Pricing Your Home
Property values are always changing so many property owners continually research and reassess their property’s value. Deciding about how much money your property could sell for can be fun, however once you decide to place your home on the market the value guessing must come to an end and you must decide on a price.
Keep to a Listing Price
In order to facilitate a quick sale and receive the high end of the market value for your property, you must set your price in stone prior to listing your property publicly.
Once a listing becomes active and advertised for everyone to see, there is no turning back on your asking price. If you really want to sell but not discourage buyers who are in need of a fairly priced home, lock-in your price.
While it is a seller’s dream to attract an eager buyer who is willing to pay over the listing price, or to entertain a bidding war between multiple buyers, it rarely happens, so you must come up with a price that you can live with. The good news is that there is typically enough data from market comparables to pinpoint a number that will not only attract a buyer but also meet your financial expectations.
Comparables, or “comps”, are the primary tool for establishing your price, so it is important to take time to research recent sales and neighborhood comps as well as other market conditions. Knowing the value of the comps and utilizing your broker’s vast knowledge and experience will help you make the most informed decision possible when setting a price for your property.
Watch Other Properties in Your Area / Look at sales with the same square footage
If are considering selling your home you need to start watching the listings in your neighborhood.
Before putting your house on the market research comps with identical square footage within your development to get a baseline for where your property is in the value range.
For example, if your home is 2,500 square feet and is located in a development it is likely that every home in that development has a similar layout, or at least did at one point in time. For this reason, recent sales with the same square footage are the best comparables available because the square footage is the same, the layouts are likely similar, and the location could not be closer. After you get a baseline from the comps you then adjust your price based on little things like natural light and views, as well as the condition of the property.
Check neighborhood comps
If there is not a recent sale with the same square footage or there just aren’t enough sales in your development to get a good idea as to what homes like yours are going for, it is time to branch out and evaluate the neighborhood price per square footage and look at some comparable properties nearby.

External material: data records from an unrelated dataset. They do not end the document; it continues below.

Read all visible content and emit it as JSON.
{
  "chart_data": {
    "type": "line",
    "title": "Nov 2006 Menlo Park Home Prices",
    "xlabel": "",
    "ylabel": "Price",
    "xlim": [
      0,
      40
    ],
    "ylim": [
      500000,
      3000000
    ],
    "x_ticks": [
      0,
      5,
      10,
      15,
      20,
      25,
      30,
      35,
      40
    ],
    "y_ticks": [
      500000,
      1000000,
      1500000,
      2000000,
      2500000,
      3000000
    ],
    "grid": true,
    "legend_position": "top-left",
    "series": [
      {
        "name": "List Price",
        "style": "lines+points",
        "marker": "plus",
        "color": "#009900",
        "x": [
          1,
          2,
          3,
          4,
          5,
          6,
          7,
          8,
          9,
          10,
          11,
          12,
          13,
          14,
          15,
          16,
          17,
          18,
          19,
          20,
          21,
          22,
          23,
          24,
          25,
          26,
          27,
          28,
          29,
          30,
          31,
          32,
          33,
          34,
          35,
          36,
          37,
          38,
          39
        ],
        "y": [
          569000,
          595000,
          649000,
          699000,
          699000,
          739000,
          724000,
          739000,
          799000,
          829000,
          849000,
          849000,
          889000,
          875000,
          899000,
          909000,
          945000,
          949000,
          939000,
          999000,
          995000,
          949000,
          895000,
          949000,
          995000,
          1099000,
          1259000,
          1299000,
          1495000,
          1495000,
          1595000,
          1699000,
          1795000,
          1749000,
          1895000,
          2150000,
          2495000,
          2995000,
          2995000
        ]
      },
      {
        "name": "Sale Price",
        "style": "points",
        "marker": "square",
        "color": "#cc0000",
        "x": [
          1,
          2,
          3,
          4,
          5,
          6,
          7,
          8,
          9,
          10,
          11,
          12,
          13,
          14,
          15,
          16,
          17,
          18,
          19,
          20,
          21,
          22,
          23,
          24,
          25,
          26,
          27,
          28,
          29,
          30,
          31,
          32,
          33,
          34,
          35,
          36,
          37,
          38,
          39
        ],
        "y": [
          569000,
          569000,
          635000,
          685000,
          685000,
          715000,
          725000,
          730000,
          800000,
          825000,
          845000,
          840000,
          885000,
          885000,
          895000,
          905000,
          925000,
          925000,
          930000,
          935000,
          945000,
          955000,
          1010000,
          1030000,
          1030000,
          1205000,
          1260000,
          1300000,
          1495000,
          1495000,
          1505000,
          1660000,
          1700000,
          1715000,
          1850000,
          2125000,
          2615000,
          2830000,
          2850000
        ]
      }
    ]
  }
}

As an owner, you likely know the areas in your neighborhood and which ones are most similar to yours. When looking for properties to compare to your own, look for the same class of property as well as the year built – it doesn’t make much sense to compare a 10-year-old property to your 1960’s home!
Look for properties with the same bedroom and story count as yours with similar square footage. If you have a nice outdoor space, seek out a similar comp with the same feature. Once you find a similar property, you then need to identify the differences between yours and the comp and adjust accordingly. It might be the location, the amenities, the views, or any number of things.